Interviewer: You mentioned that in your trip to Japan, the best part of the day was being able to sing as loudly as you wanted, with no one around to hear.  Is it a relief not to have to perform when you sing?

Art Garfunkel: I sing because it gives me pleasure to hear it when it's right.  I always bring a kind of shyness to the experience when I sing in front of people, because I'm more comfortable as a singer producing a sound that my own ears enjoy.  If others want to listen to it, they may, but I'm not altering my posture toward them.  This is why a recording studio is ideal for me; you perform in front of a mike with no one around, against your own standards.  That to me is a more comfortable thing than stage work.   Privacy goes with singing.

Interviewer: You say that you bring shyness to music.  How difficult was it to decide to publish your poems, and was there anything that made you start thinking along that direction?

Art Garfunkel: At some point I was bitten by the inspiration to write.  You keep doing it; it takes hold of you.  There is no  ulterior motive other than than an idea wants to get expressed.  So the initial impulse has taken care of itself.   But at a certain point, you say, "Who am I writing this to?"  Since   had the initial inspiration and finished it, who was that for?  Was it the therapy of getting something out that needed to be said?  Or is it simply, I am seeing who I am,  or what's going on in me, crystallized on paper?  You realize you're writing to someone, even if it's to a soulmate you're hoping to find.  Then you realize: Okay, I'm writing to others.  But you think, Which others? How many others? So you think: Okay, I'll send them to friends of mine, so they can know a little better what I'm about.  Then you think, I"ll send them out in general. In childhood, the music was born out of the fact that I can sing.  With writing, I just had to write these things.  With encouragement of various people, I have dared to put them out.

Interviewer: A fair amount of poems deal with the loss, through suicide, of someone you loved very much.   Did it help to write about her?

Art Garfunkel: She died in the late Seventies, and I began to write in '83.  It became the thing I most wanted to talk about, the thing that was strongest to me.   You have many thoughts about someone who leaves you.  You know, I'm a great fan of J.S. Bach.  Bach left us; but he left behind tremendous work.  She left me her journals and memories and pictures, and in 1980 I was not so much hung up as I was a commemorator and an appreciator.  I spent a lot of time with her greatness, after the fact; the same way I would if I were uncovering Bach's manuscripts after he departed.   There was that aspect of the loss, because she was so fabulous to me.  Then, there was the day I realized, I'll never get over this.  Because 'getting over it' is synonymous with sweeping the memory under the rug and getting on with life.  I kept honoring her, thinking, I'm just giving credit where credit is due.
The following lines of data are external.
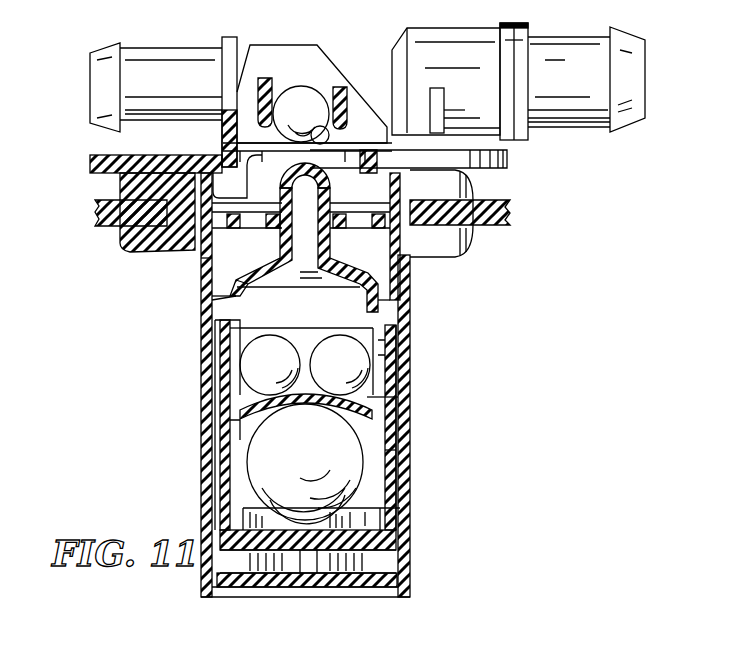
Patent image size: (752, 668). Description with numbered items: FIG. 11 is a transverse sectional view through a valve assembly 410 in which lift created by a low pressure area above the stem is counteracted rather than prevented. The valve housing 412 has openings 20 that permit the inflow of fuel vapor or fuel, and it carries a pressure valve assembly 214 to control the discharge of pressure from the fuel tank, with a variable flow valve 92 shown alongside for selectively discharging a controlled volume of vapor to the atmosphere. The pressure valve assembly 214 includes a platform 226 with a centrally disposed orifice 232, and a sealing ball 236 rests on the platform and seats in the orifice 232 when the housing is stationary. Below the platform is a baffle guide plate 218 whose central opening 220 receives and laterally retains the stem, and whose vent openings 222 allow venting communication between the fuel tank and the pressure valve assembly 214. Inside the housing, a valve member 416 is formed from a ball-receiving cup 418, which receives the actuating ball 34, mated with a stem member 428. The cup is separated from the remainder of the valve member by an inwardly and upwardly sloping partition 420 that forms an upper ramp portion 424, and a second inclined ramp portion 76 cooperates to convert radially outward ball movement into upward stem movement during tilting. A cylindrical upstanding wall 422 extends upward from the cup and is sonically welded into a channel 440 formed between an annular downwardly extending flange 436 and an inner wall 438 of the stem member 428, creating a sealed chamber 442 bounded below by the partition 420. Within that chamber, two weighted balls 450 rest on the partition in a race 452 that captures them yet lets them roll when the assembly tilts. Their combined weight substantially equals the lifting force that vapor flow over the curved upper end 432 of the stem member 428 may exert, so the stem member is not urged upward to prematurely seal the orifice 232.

The variable flow valve 92 is at (552, 30).
The pressure valve assembly 214 is at (284, 75).
The orifice 232 is at (322, 141).
The sealing ball 236 is at (318, 121).
The upper end of stem member 432 is at (333, 172).
The platform 226 is at (237, 157).
The baffle guide plate 218 is at (168, 250).
The openings 20 is at (408, 263).
The valve assembly 410 is at (430, 290).
The valve housing 412 is at (182, 321).
The valve member 416 is at (220, 291).
The central opening 220 is at (298, 222).
The vent openings 222 is at (240, 267).
The stem member 428 is at (222, 286).
The flange 436 is at (216, 339).
The channel 440 is at (228, 345).
The inner wall 438 is at (226, 345).
The sealed chamber 442 is at (257, 302).
The upstanding wall 422 is at (382, 332).
The race 452 is at (398, 397).
The partition 420 is at (377, 426).
The weighted balls 450 is at (284, 367).
The actuating ball 34 is at (316, 464).
The upper ramp portion 424 is at (223, 443).
The ball-receiving cup 418 is at (392, 468).
The second inclined ramp portion 76 is at (388, 506).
Interviewer: But then did you feel that life wasn't going forward for you?

Art Garfunkel: That's what they said to me then, and I would say, "Well, what do you think life is for, why is this a wrong way to spend my time? Should I be putting aside this acquaintanceship I'm immersed in, with her journals and books, so I can get on to being acquainted with Dan Rather's six o'clock news?  Is that what I should do? Get on with the culture I live in?"

Time can put you in a slightly different place, from which you'll have different feelings about the same things.   Sometimes I think: We're born and we encounter living on earth.  We encounter it from all the 360 degrees until we die.  It stays the same; only the vantage point changes; a nine-year-old's; a twenty-nine-year-old's; sixty-nine-year-old's  and loss is in it.  The zebra is the same zebra; we just get to see it from all the angles.